I processed that in silence. My mind traced back the steps I'd taken since arriving. The desert that looped on itself. The guardian who spoke in riddles. The hall lined with traps. The army of statues, untouched. The vault of gold I left alone.
If this place was intended to test patience, intellect, caution, leadership, and greed, then by their measure, I had failed nearly all of them. I hadn't played their game.
And at the final gate, the one who sat in judgment found nothing he could pass his crown to. Just me. And her.
My tail twitched once.
"So because I didn't care to play along with their trials," I muttered, "this old bag of bones refuses to let us out?"
Aephelia gave a brief, dry smile. "You did take a few liberties. In any case," she added, "he hasn't chosen either of us."

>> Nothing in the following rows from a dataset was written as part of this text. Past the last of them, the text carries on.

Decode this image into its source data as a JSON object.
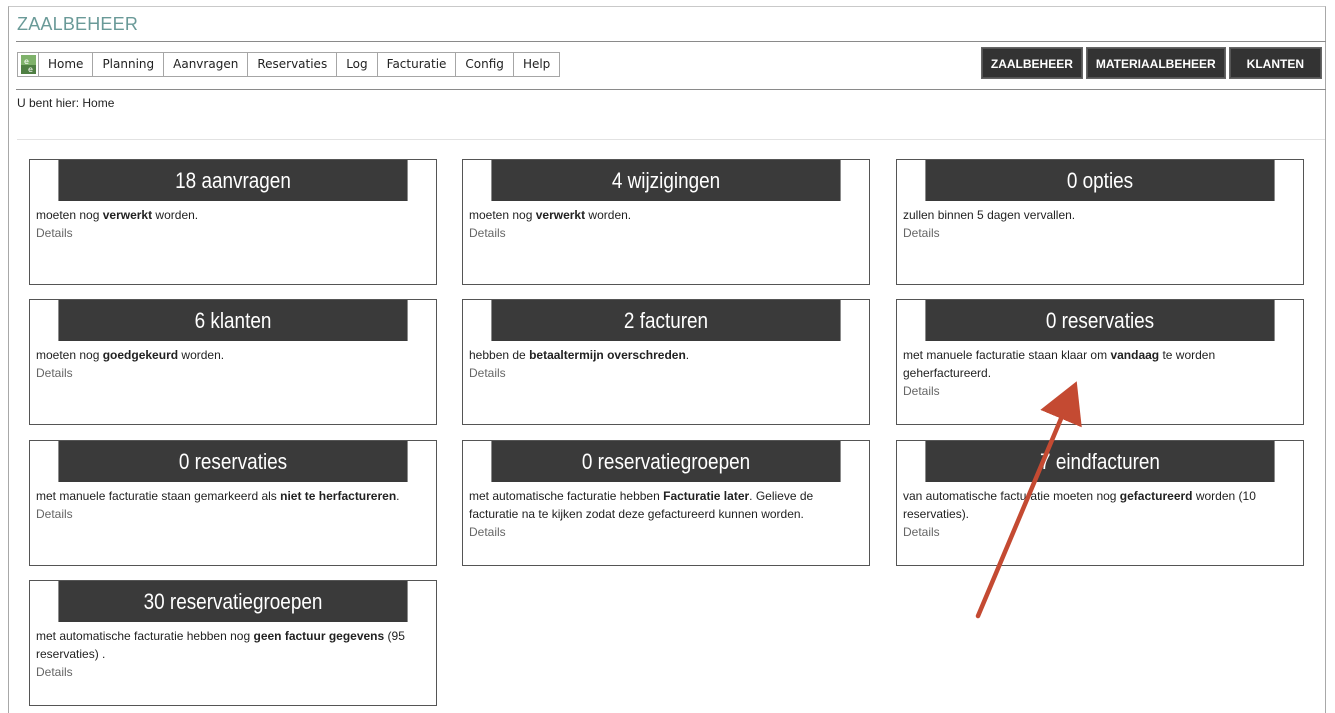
{
  "app": {
    "title": "ZAALBEHEER"
  },
  "menu": {
    "logo_icon": "app-logo-icon",
    "items": [
      "Home",
      "Planning",
      "Aanvragen",
      "Reservaties",
      "Log",
      "Facturatie",
      "Config",
      "Help"
    ]
  },
  "top_buttons": [
    "ZAALBEHEER",
    "MATERIAALBEHEER",
    "KLANTEN"
  ],
  "breadcrumb": "U bent hier: Home",
  "cards": [
    {
      "title": "18 aanvragen",
      "body": [
        {
          "t": "moeten nog "
        },
        {
          "b": "verwerkt"
        },
        {
          "t": " worden."
        }
      ],
      "details": "Details"
    },
    {
      "title": "4 wijzigingen",
      "body": [
        {
          "t": "moeten nog "
        },
        {
          "b": "verwerkt"
        },
        {
          "t": " worden."
        }
      ],
      "details": "Details"
    },
    {
      "title": "0 opties",
      "body": [
        {
          "t": "zullen binnen 5 dagen vervallen."
        }
      ],
      "details": "Details"
    },
    {
      "title": "6 klanten",
      "body": [
        {
          "t": "moeten nog "
        },
        {
          "b": "goedgekeurd"
        },
        {
          "t": " worden."
        }
      ],
      "details": "Details"
    },
    {
      "title": "2 facturen",
      "body": [
        {
          "t": "hebben de "
        },
        {
          "b": "betaaltermijn overschreden"
        },
        {
          "t": "."
        }
      ],
      "details": "Details"
    },
    {
      "title": "0 reservaties",
      "body": [
        {
          "t": "met manuele facturatie staan klaar om "
        },
        {
          "b": "vandaag"
        },
        {
          "t": " te worden geherfactureerd."
        }
      ],
      "details": "Details"
    },
    {
      "title": "0 reservaties",
      "body": [
        {
          "t": "met manuele facturatie staan gemarkeerd als "
        },
        {
          "b": "niet te herfactureren"
        },
        {
          "t": "."
        }
      ],
      "details": "Details"
    },
    {
      "title": "0 reservatiegroepen",
      "body": [
        {
          "t": "met automatische facturatie hebben "
        },
        {
          "b": "Facturatie later"
        },
        {
          "t": ". Gelieve de facturatie na te kijken zodat deze gefactureerd kunnen worden."
        }
      ],
      "details": "Details"
    },
    {
      "title": "7 eindfacturen",
      "body": [
        {
          "t": "van automatische facturatie moeten nog "
        },
        {
          "b": "gefactureerd"
        },
        {
          "t": " worden (10 reservaties)."
        }
      ],
      "details": "Details"
    },
    {
      "title": "30 reservatiegroepen",
      "body": [
        {
          "t": "met automatische facturatie hebben nog "
        },
        {
          "b": "geen factuur gegevens"
        },
        {
          "t": " (95 reservaties) ."
        }
      ],
      "details": "Details"
    }
  ],
  "annotation": {
    "icon": "arrow-annotation-icon",
    "color": "#c0392b"
  }
}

She blinked at me, then approached the throne again. This time, she lifted the skull with both hands.
She raised it to eye level. Only one of the glowing sockets flickered.
"Your Majesty," she said. "We've technically completed your trials. We stand before you. Tell us. Are either of us worthy of your legacy?"
The skull moved slightly. Its jaw opened with a soft scrape.
"No," said the Forgotten King.
The word rang through the air.
Aephelia stood still. Then slowly lowered the skull.
I stood again and padded past her up the dais. I stopped near the throne and looked down at what remained of the Forgotten King's body.
I turned my head back to her. "So now we wait for him to change his mind?"
"No," she said.
She moved to her bag and opened it. Her hands rifled through parchment, scrolls, small containers, until she retrieved a cloth-wrapped object.
"If he won't choose," she said, "then we remove the choice."
She stood and unwrapped the object. A silver-framed mirror, oval in shape, with etched designs along the handle and rim. The glass wasn't clear. It was black and smooth, reflecting light in strange, irregular patterns.
"What is that?" I asked, eyes narrowing.
"An insurance policy," she said. "It has a few functions, such as storing artifacts and tricking dungeons."